Daddy longlegs

The month of August is like an early Thursday morning of a given week: Just as Thursday means the week’s coming to a close, August marks the waning of summer. Goldenrod flowers glow in fallow fields, and if you pay it mind, you will feel the first breath of autumn by month’s end. 

Daddy longlegs have noticed; come August, the gangly guys and gals have procreation in mind, and begin to gather en masse to mate and prepare to overwinter. Sometimes you’ll find them in aggregations of a few to a few hundred individuals, which helps ensure a greater likelihood of both successful breeding and making it through winter. 

Daddy longlegs

Even though they’re also known as shepherd spiders, daddy longlegs are not spiders.

That’s why they are also known as harvestmen — for their gregarious nature at harvest time. They live throughout Ohio, on the farm, in the forest, in the suburbs, in your gardens, and in every corner of every city. And they are good to have around.

But first, here is what they are not: Even though they’re also known as shepherd spiders, daddy longlegs are not spiders. Bug scientists, otherwise known as entomologists, put them in the order Opiliones, which comes from the Latin term for “shepherd,” so named because they resemble shepherds of old who used stilts to rise over their flocks and keep a lookout. Spiders are in the order Araneae. More on that later.

Daddy longlegs are mostly that: long legs. They have a pill-like body that rises well above the ground, lifted by eight stilt-like legs. And those legs are for more than just walking: They are sensory organs — a combination of smell and touch and transportation, all in one. 
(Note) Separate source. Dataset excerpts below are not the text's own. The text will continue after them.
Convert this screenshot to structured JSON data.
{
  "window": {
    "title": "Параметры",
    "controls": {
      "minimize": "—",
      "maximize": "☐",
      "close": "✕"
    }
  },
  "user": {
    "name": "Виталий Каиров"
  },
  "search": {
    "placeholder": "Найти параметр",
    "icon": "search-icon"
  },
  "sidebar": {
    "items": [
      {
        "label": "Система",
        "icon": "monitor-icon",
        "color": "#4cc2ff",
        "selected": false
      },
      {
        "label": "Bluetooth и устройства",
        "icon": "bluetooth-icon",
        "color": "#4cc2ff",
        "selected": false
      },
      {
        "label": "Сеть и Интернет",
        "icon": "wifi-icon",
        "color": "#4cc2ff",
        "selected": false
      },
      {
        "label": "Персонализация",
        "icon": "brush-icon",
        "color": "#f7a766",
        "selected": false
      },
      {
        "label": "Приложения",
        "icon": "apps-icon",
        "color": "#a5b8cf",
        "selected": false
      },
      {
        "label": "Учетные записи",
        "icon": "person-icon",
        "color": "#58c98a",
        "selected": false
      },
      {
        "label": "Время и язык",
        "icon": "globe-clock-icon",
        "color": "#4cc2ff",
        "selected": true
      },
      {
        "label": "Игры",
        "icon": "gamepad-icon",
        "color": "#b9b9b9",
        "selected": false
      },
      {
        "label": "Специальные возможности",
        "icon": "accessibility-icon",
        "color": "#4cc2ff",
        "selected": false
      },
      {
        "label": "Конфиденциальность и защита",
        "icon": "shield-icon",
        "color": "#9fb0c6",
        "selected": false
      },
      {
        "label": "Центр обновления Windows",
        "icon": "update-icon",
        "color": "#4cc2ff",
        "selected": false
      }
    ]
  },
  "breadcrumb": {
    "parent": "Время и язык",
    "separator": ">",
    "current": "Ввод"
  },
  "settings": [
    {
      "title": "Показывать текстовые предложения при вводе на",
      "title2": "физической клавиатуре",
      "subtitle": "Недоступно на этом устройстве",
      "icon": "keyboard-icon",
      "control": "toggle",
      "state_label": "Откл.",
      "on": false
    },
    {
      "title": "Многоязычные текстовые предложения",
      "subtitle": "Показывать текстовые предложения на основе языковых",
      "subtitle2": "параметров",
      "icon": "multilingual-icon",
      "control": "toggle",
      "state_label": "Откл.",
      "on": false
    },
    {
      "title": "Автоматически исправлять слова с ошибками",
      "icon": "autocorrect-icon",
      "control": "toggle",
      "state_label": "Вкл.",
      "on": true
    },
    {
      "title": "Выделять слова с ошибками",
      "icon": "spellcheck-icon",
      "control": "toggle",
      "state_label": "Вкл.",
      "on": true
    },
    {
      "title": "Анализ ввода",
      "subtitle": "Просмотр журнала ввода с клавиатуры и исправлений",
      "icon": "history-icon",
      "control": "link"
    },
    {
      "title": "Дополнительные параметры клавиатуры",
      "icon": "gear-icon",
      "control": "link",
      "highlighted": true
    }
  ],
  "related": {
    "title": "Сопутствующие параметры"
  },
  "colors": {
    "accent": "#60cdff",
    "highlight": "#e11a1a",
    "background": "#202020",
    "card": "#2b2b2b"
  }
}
The legs are also essential for defense, but not the way you might think. Your common garden-variety spiders can make tracks, fast, when threatened, which of course is an effective defense mechanism. Not so for daddy longlegs — they just sort of mosey along. When attacked by a predator such as a bird or a cat (or a spider), they shed a leg. The discarded legs are preprogrammed to wiggle and tremble for maybe as long as an hour, to confuse and throw off the would-be predator while the daddy longlegs ambles on its remaining legs to the shelter of a woodpile or leaf duff. Next time you see a daddy longlegs, take note as to how many legs are missing; the appendages do not grow back. Daddy longlegs may also bob and weave and quiver in the face of a predator, and they throw off a noxious odor.

More differences: While genuine spiders use fangs to inject their prey with toxic venom, daddy longlegs do not produce venom, nor do they have fangs. Instead, they secrete tiny globs of glue to secure live prey, then rip and shred their food, and they are fastidious about it. While spiders weave webs for capturing their prey (araneae is Latin for “a spider’s web”), daddy longlegs lack the talent and the silk glands for such work. Daddy longlegs graze along, eating flower pollen, animal dung, stink bugs, mites, beetle larvae, caterpillars, aphids, and grasshoppers. After meals, they’re known to clean their forelegs by raking their appendages through their mouth. 

One more difference between spiders and daddy longlegs: the eyes. Spiders possess acute vision, as they should, having eight eyes. Daddy longlegs have only two eyes, and even those, the entomologists posit, exist mostly to discern light and shadow. It is, after all, through the wafting of legs in the air that daddy longlegs find their way, rather than by sight.

And, oh, by the way, that direction-finding dance may be good for another thing: If you happen to lose a cow, lore has it those waving legs will guide you toward your missing bovine.